Vases communicants : Sabine Normand (texte et photographie).

J’ai rencontré Sabine à l’occasion des ateliers de création que j’ai menés à la médiathèque de Mauguio : Lire la ville. J’ai eu plaisir à suivre ensuite son blog au très beau titre : Tu as voulu voir la mer, avec pour sous-titre : Sur la terre comme au ciel. Très heureux de l’accueuillir sur Liminaire pour ces Vases communicants. N’hésitez pas à continuer l’échange avec elle. C’est aussi l’intérêt de ce premier vendredi du mois : découvrir de nouveaux blogs.

En savoir plus sur les Vases communicants et sur mes textes écrits à cette occasion depuis le début de l’opération.

Où es-tu en ce moment ? Entre les sommets et la ville, le brouhaha de la ville dont tu te plains. Cherches-tu le silence, est-ce là que tu l’as trouvé ? Entre les pics des montagnes et les marchés en bas, au milieu de la foule ?

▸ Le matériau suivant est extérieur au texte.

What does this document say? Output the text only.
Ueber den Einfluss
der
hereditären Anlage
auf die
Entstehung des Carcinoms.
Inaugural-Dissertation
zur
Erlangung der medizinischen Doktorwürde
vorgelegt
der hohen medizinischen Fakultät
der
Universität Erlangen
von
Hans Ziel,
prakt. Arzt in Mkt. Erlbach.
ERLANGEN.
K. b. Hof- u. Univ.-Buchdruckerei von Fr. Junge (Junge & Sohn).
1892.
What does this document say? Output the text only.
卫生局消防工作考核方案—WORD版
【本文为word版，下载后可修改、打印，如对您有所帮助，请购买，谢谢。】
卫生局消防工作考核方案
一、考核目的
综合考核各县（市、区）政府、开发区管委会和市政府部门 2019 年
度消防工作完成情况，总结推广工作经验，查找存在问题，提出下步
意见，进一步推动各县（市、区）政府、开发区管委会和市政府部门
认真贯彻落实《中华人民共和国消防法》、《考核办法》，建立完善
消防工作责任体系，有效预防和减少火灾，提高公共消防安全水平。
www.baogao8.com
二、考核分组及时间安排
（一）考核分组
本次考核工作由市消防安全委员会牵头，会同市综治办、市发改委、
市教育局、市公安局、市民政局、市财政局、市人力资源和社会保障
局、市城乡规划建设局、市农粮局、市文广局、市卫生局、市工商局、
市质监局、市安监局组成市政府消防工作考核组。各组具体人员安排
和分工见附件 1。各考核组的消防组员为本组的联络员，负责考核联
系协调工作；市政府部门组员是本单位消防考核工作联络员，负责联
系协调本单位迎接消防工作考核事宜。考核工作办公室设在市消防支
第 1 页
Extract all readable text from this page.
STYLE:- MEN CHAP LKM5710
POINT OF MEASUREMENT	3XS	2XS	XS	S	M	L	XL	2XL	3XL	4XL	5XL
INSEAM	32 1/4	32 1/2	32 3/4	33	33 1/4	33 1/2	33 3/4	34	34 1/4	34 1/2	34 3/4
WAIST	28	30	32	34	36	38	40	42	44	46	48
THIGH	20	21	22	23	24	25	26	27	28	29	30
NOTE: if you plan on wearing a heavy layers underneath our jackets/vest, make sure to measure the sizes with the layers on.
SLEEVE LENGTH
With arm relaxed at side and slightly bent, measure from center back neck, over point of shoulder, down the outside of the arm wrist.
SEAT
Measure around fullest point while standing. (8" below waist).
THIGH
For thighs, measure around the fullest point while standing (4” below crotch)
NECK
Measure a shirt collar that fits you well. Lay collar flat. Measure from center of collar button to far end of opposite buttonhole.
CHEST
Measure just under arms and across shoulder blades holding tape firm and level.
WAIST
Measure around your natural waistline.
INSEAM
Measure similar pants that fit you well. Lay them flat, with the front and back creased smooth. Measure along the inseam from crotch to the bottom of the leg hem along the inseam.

Ici, tu peux te reposer. Faire une halte. Des essais, des cadrages. Ces plantes t’attirent. Leur silence, leur ombre surtout. A contre-jour elles respirent, elles te parlent. T’enlacent. Ne disent pas tout, tout de suite. Tu les approches, tu les renifles. Attends un peu, accroupie. Tu attends que les vents les soulèvent. Leur bruissement. On dirait une pluie. Une petite pluie fine qui descendrait des montagnes et viendrait reposer le front du voyageur, le délasser de ces soucis.

Les branches te caressent et s’envolent. Se laissent capturer encore au soleil couchant. Derrière, la montagne s’éloigne. Les derniers feux, les dernières habitations. Il faut rentrer déjà. Poser les pieds près du feu et revenir demain. Surtout, revenir. Elles te parlent. Tu les écoutes. Tu ne sais pas encore. Il faut revenir. Au petit jour.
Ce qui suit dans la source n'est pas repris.